Hayatın zorunluluklarından dolayı sosyal yaşamın içinde bulunmamız bazen istem dışı bazen de isteyerek olur.
Belirli sürelerle sosyal hayatın bizde bıraktığı gerek fiziksel gerekse düşünsel bize yapılan maddi manevi istismarlara dur deme istemimizden dolayı yorgunluklardan bıkkınlıklardan uzaklaşmak isteriz.
Böyle dönemlerde olabildiğince ya tamamen ya da minimum şekilde kendimizi sosyal hayattan soyutlama yapmamız "sosyal yaşam diyeti" olarak adlandırılır.

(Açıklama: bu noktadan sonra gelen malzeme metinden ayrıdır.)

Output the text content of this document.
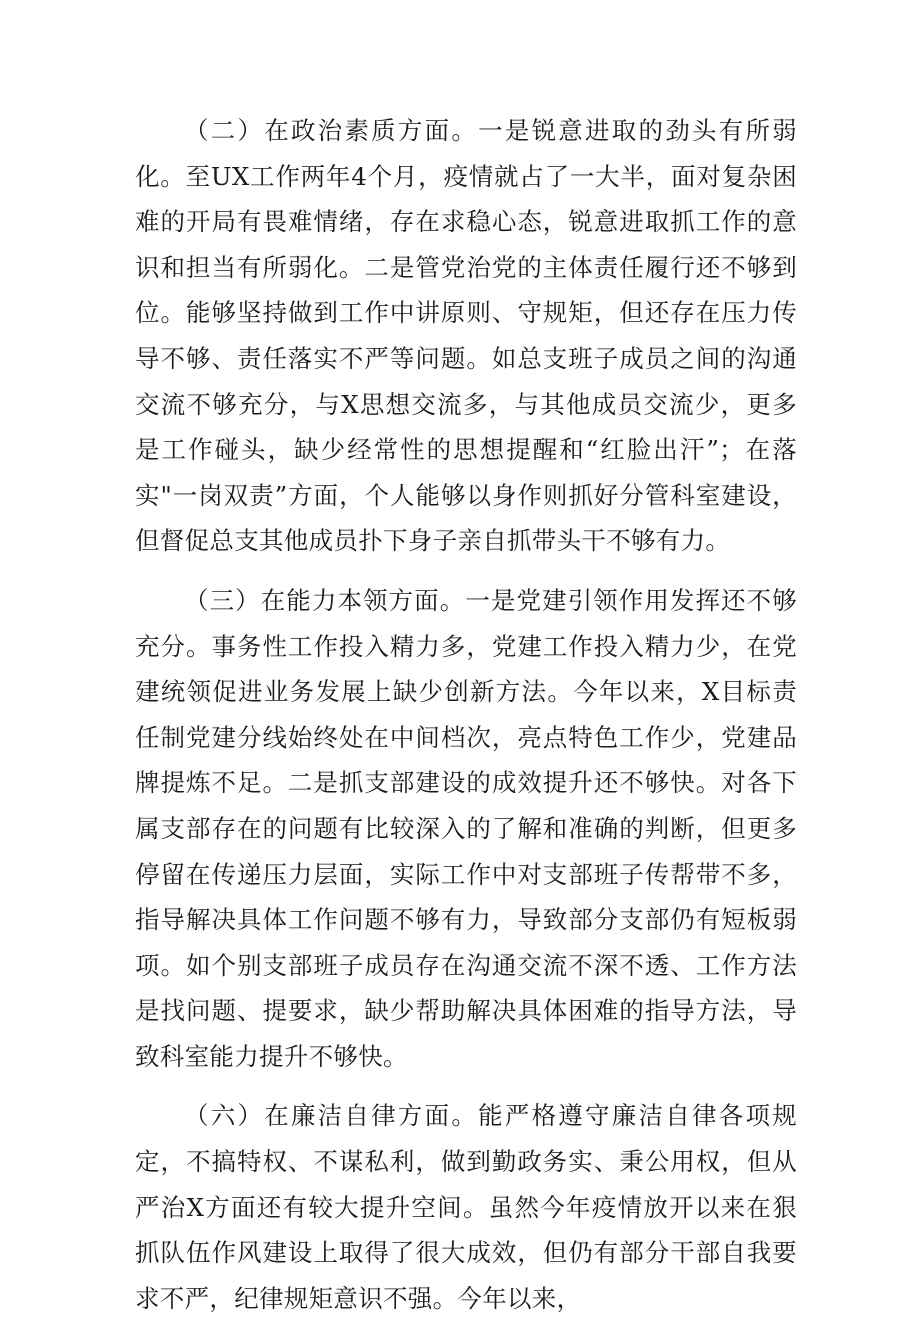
（二）在政治素质方面。一是锐意进取的劲头有所弱化。至UX工作两年4个月，疫情就占了一大半，面对复杂困难的开局有畏难情绪，存在求稳心态，锐意进取抓工作的意识和担当有所弱化。二是管党治党的主体责任履行还不够到位。能够坚持做到工作中讲原则、守规矩，但还存在压力传导不够、责任落实不严等问题。如总支班子成员之间的沟通交流不够充分，与X思想交流多，与其他成员交流少，更多是工作碰头，缺少经常性的思想提醒和“红脸出汗”；在落实"一岗双责”方面，个人能够以身作则抓好分管科室建设，但督促总支其他成员扑下身子亲自抓带头干不够有力。

（三）在能力本领方面。一是党建引领作用发挥还不够充分。事务性工作投入精力多，党建工作投入精力少，在党建统领促进业务发展上缺少创新方法。今年以来，X目标责任制党建分线始终处在中间档次，亮点特色工作少，党建品牌提炼不足。二是抓支部建设的成效提升还不够快。对各下属支部存在的问题有比较深入的了解和准确的判断，但更多停留在传递压力层面，实际工作中对支部班子传帮带不多，指导解决具体工作问题不够有力，导致部分支部仍有短板弱项。如个别支部班子成员存在沟通交流不深不透、工作方法是找问题、提要求，缺少帮助解决具体困难的指导方法，导致科室能力提升不够快。

（六）在廉洁自律方面。能严格遵守廉洁自律各项规定，不搞特权、不谋私利，做到勤政务实、秉公用权，但从严治X方面还有较大提升空间。虽然今年疫情放开以来在狠抓队伍作风建设上取得了很大成效，但仍有部分干部自我要求不严，纪律规矩意识不强。今年以来，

Çeşitli nedenlerden dolayı sosyal yaşama karşı biraz daha temkinli yaklaşımımız sosyal yaşamın hareket sirkülasyonunu yavaşlatmamız fiziksel ve ruhsal durağanlığa çevirmemiz bizi rahatlatan bir uygulama olarak görülür.
"Sosyal yaşam diyetinde" vücudumuz fiziksel ve ruhsal yenilenme adeta sıfırlama yapılarak sıfırdan yenilenerek sosyal yaşamın bazı ögelerinden hızlılığından kendimizi uzak tutmuş oluruz.
"Sosyal yaşam diyetinde" daha net daha dingin daha verimli kararlar alıp kendi lehimize kararlar almak daha kolay olur.
Çünkü sosyal hayatın bol hareketliliğini yavaşlattığımızda etrafımızda her şeye dahil edilmek istenmemize set çekerek hayatın girdaplarından sonu belli olmayan maceralarından uzaklaşmamız "sosyal yaşam diyetiyle" mümkündür.
"Sosyal yaşam diyeti" bizi daha enerjik yapar üzerimizdeki ruhsal fiziksel her türlü sıkıntılarımızdan uzaklaştırır.
Gönlünüz ve kalbiniz "sosyal yaşam diyeti" ile kendisine enerjisini yansıtan insanlarla olsun.